Messagebird Data Processing Agreement

We use Amazon Web Services (AWS) to host the application servers needed to run SpinOffice CRM. All customer databases, email messages and files are stored and managed securely in AWS. The data centres we use are located in the EU and our network is a private network that no one else has access to. Our virtual private network spans two AWS data centers in an area of availability. This allows us to host our servers in two separate data centers. If there is a problem in a data center, the other will take over and users will be able to continue working. Zendesk Host (Store) Parent Hub Support Support Request Data on our behalf. The client has the right to conduct an audit of MMDSmart to determine the extent to which MMDSmart complies with the provisions of that authority. This review is carried out by an independent third party and, on a date jointly set by the two parties, takes place within two months of a first written request. The external auditor must sign an NDA, including the obligation not to disclose activity-sensitive data in the audit report, for example. B the names of MMDSmart counterparties. The audit is carried out during normal working days and normal working hours and without interruption of MMDSmart`s activity.

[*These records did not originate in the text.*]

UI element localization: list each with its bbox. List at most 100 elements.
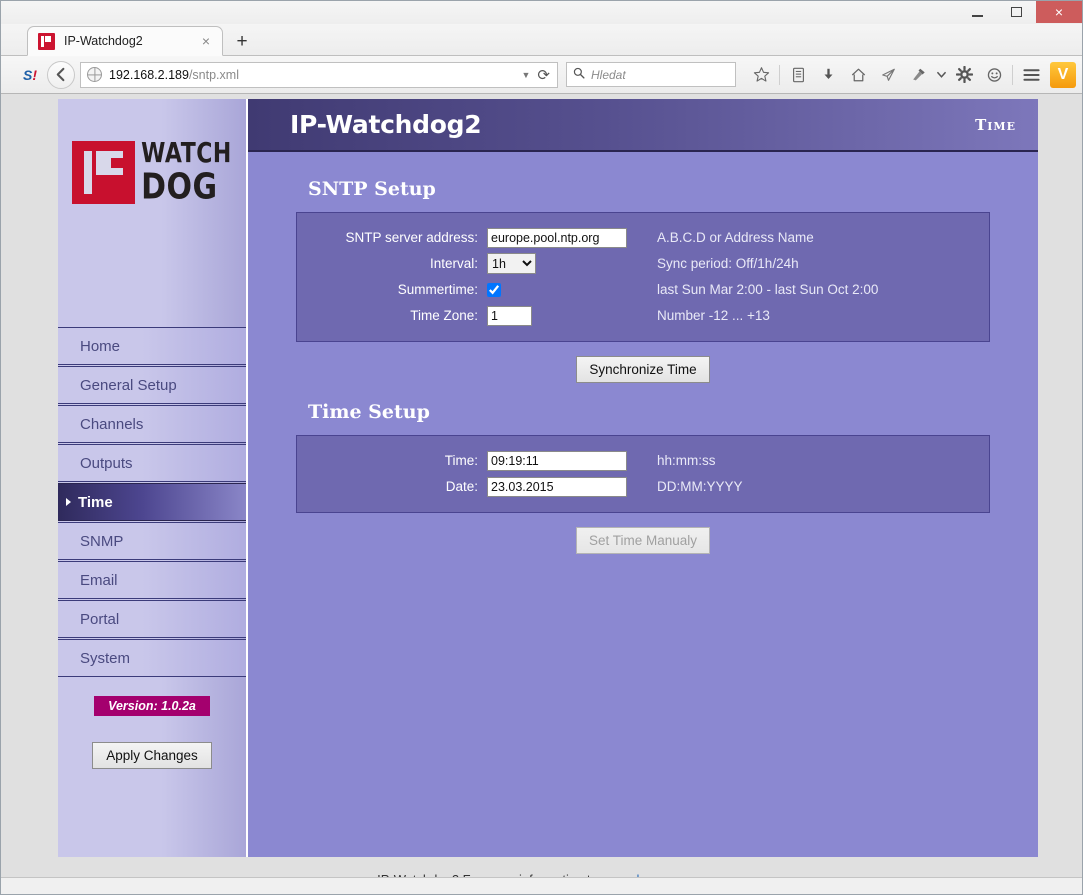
page-viewport: WATCH DOG Home General Setup Channels Ou… — [1, 94, 1082, 877]
page-title: IP-Watchdog2 — [290, 110, 482, 139]
timezone-input[interactable] — [487, 305, 532, 326]
window-titlebar: × — [1, 1, 1082, 24]
interval-select[interactable]: 1h — [487, 253, 536, 274]
sidebar-item-label: Time — [78, 493, 113, 511]
sidebar-item-email[interactable]: Email — [58, 561, 246, 599]
close-icon: × — [1054, 4, 1064, 20]
field-hint: DD:MM:YYYY — [657, 479, 743, 494]
field-label: Interval: — [429, 256, 478, 271]
sidebar-item-channels[interactable]: Channels — [58, 405, 246, 443]
field-row-summertime: Summertime: last Sun Mar 2:00 - last Sun… — [297, 277, 989, 302]
timesetup-panel: Time: hh:mm:ss Date: DD:MM:YYYY — [296, 435, 990, 513]
hamburger-menu-icon[interactable] — [1016, 60, 1046, 90]
toolbar-divider-2 — [1012, 64, 1013, 85]
sntp-section-title: SNTP Setup — [308, 178, 436, 200]
url-path: /sntp.xml — [188, 67, 239, 82]
search-box[interactable]: Hledat — [566, 62, 736, 87]
version-badge: Version: 1.0.2a — [94, 696, 210, 716]
footer-link-hw-group[interactable]: www.hw-group.com — [605, 872, 718, 878]
sbang-logo-icon: S! — [22, 66, 37, 83]
field-row-interval: Interval: 1h Sync period: Off/1h/24h — [297, 251, 989, 276]
footer-text: IP-Watchdog2:For more information try — [377, 872, 601, 878]
logo-line1: WATCH — [141, 137, 232, 170]
sidebar-item-label: SNMP — [80, 532, 124, 550]
field-row-sntp-server: SNTP server address: A.B.C.D or Address … — [297, 225, 989, 250]
globe-icon — [87, 67, 102, 82]
sntp-server-input[interactable] — [487, 227, 627, 248]
tab-close-icon[interactable]: × — [198, 33, 214, 49]
reader-list-icon[interactable] — [783, 60, 813, 90]
app-main: IP-Watchdog2 Time SNTP Setup SNTP server… — [248, 99, 1038, 857]
logo: WATCH DOG — [58, 99, 246, 327]
sidebar-item-label: Portal — [80, 610, 120, 628]
url-dropdown-icon[interactable]: ▼ — [522, 70, 531, 80]
caret-right-icon — [66, 498, 71, 506]
sidebar-item-snmp[interactable]: SNMP — [58, 522, 246, 560]
date-input[interactable] — [487, 476, 627, 497]
sidebar-footer: Version: 1.0.2a Apply Changes — [58, 678, 246, 857]
back-arrow-icon — [56, 67, 64, 82]
field-label: SNTP server address: — [345, 230, 478, 245]
back-button[interactable] — [47, 60, 75, 89]
sidebar-item-portal[interactable]: Portal — [58, 600, 246, 638]
browser-tab-ip-watchdog2[interactable]: IP-Watchdog2 × — [27, 26, 223, 56]
window-maximize-button[interactable] — [997, 1, 1036, 23]
field-hint: Number -12 ... +13 — [657, 308, 770, 323]
sidebar-item-label: Home — [80, 337, 121, 355]
set-time-manually-button[interactable]: Set Time Manualy — [575, 527, 711, 554]
sidebar-nav: Home General Setup Channels Outputs Time… — [58, 327, 246, 678]
settime-button-row: Set Time Manualy — [296, 513, 990, 572]
sidebar-item-system[interactable]: System — [58, 639, 246, 677]
downloads-icon[interactable] — [813, 60, 843, 90]
home-icon[interactable] — [843, 60, 873, 90]
app-page: WATCH DOG Home General Setup Channels Ou… — [58, 99, 1038, 857]
new-tab-button[interactable]: + — [227, 28, 257, 56]
addon-extension-icon[interactable] — [903, 60, 933, 90]
sidebar-item-time[interactable]: Time — [58, 483, 246, 521]
send-paperplane-icon[interactable] — [873, 60, 903, 90]
page-footer: IP-Watchdog2:For more information try ww… — [58, 857, 1038, 877]
sidebar-item-outputs[interactable]: Outputs — [58, 444, 246, 482]
page-section-label: Time — [975, 115, 1016, 134]
sidebar-item-label: System — [80, 649, 131, 667]
field-hint: Sync period: Off/1h/24h — [657, 256, 799, 271]
bookmark-star-icon[interactable] — [746, 60, 776, 90]
field-row-time: Time: hh:mm:ss — [297, 448, 989, 473]
favicon-ip-watchdog-icon — [38, 32, 55, 50]
search-placeholder: Hledat — [591, 67, 626, 82]
chat-bubble-icon[interactable] — [979, 60, 1009, 90]
window-minimize-button[interactable] — [958, 1, 997, 23]
profile-badge-icon[interactable]: V — [1050, 61, 1076, 88]
field-label: Date: — [445, 479, 478, 494]
field-row-timezone: Time Zone: Number -12 ... +13 — [297, 303, 989, 328]
sidebar-item-label: Channels — [80, 415, 144, 433]
toolbar-divider — [779, 64, 780, 85]
apply-changes-button[interactable]: Apply Changes — [92, 742, 212, 769]
summertime-checkbox[interactable] — [487, 282, 501, 297]
browser-tabstrip: IP-Watchdog2 × + — [1, 24, 1082, 56]
gear-settings-icon[interactable] — [949, 60, 979, 90]
reload-icon[interactable]: ⟳ — [537, 66, 550, 84]
ip-watchdog-logo-icon — [72, 141, 136, 204]
sntp-panel: SNTP server address: A.B.C.D or Address … — [296, 212, 990, 342]
url-host: 192.168.2.189 — [109, 67, 189, 82]
time-input[interactable] — [487, 450, 627, 471]
window-close-button[interactable]: × — [1036, 1, 1082, 23]
logo-line2: DOG — [141, 166, 218, 209]
app-sidebar: WATCH DOG Home General Setup Channels Ou… — [58, 99, 248, 857]
search-icon — [573, 67, 585, 82]
field-label: Time: — [444, 453, 478, 468]
browser-statusbar — [1, 877, 1082, 894]
app-header: IP-Watchdog2 Time — [248, 99, 1038, 152]
synchronize-time-button[interactable]: Synchronize Time — [576, 356, 710, 383]
field-label: Summertime: — [397, 282, 478, 297]
browser-window: × IP-Watchdog2 × + S! 192.168.2.189/sntp… — [0, 0, 1083, 895]
sidebar-item-label: General Setup — [80, 376, 177, 394]
url-text: 192.168.2.189/sntp.xml — [109, 68, 515, 82]
chevron-down-icon[interactable] — [933, 60, 949, 90]
field-hint: last Sun Mar 2:00 - last Sun Oct 2:00 — [657, 282, 879, 297]
field-hint: A.B.C.D or Address Name — [657, 230, 814, 245]
sidebar-item-home[interactable]: Home — [58, 327, 246, 365]
sidebar-item-general-setup[interactable]: General Setup — [58, 366, 246, 404]
address-bar[interactable]: 192.168.2.189/sntp.xml ▼ ⟳ — [80, 61, 558, 88]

The client may not perform more than one examination every two years. MMDSmart provides the statutory auditor with access to facilities, personnel, policies and documents reasonably necessary for review, at the prior written and detailed request of the statutory auditor; provided that institutions, staff, directives and documents are or must be placed under the control of MMDSmart, MMDSmart is not limited by law in providing such access. The client bears audit costs, including the appointment and remuneration of the legal auditor and MMDSmart fees that are performed to facilitate the legal auditor. Removing the reporting requirementA processing officer will be pleased to learn that, in many cases, the obligation to notify a data protection authority or obtain authorization is removed. This decision is made to save money and time. Instead of notification, the new directive requires processing managers to develop appropriate procedures for large-scale processing in the form of new technologies. As a global cloud-based company, our use of the Internet almost always involves the international transfer of personal data within and outside the EEA. When, as a processor, an SMS and related personal data are transferred to a country outside the EEA, this is always determined by our client`s use in his or her role as manager. Once you transmit data, either by entering the services or by importing it from a third-party source, that data will be stored in our Microsoft-hosted database. When you register on our site, we ask for certain personal information such as your email address, your company, your name and the content of your requests.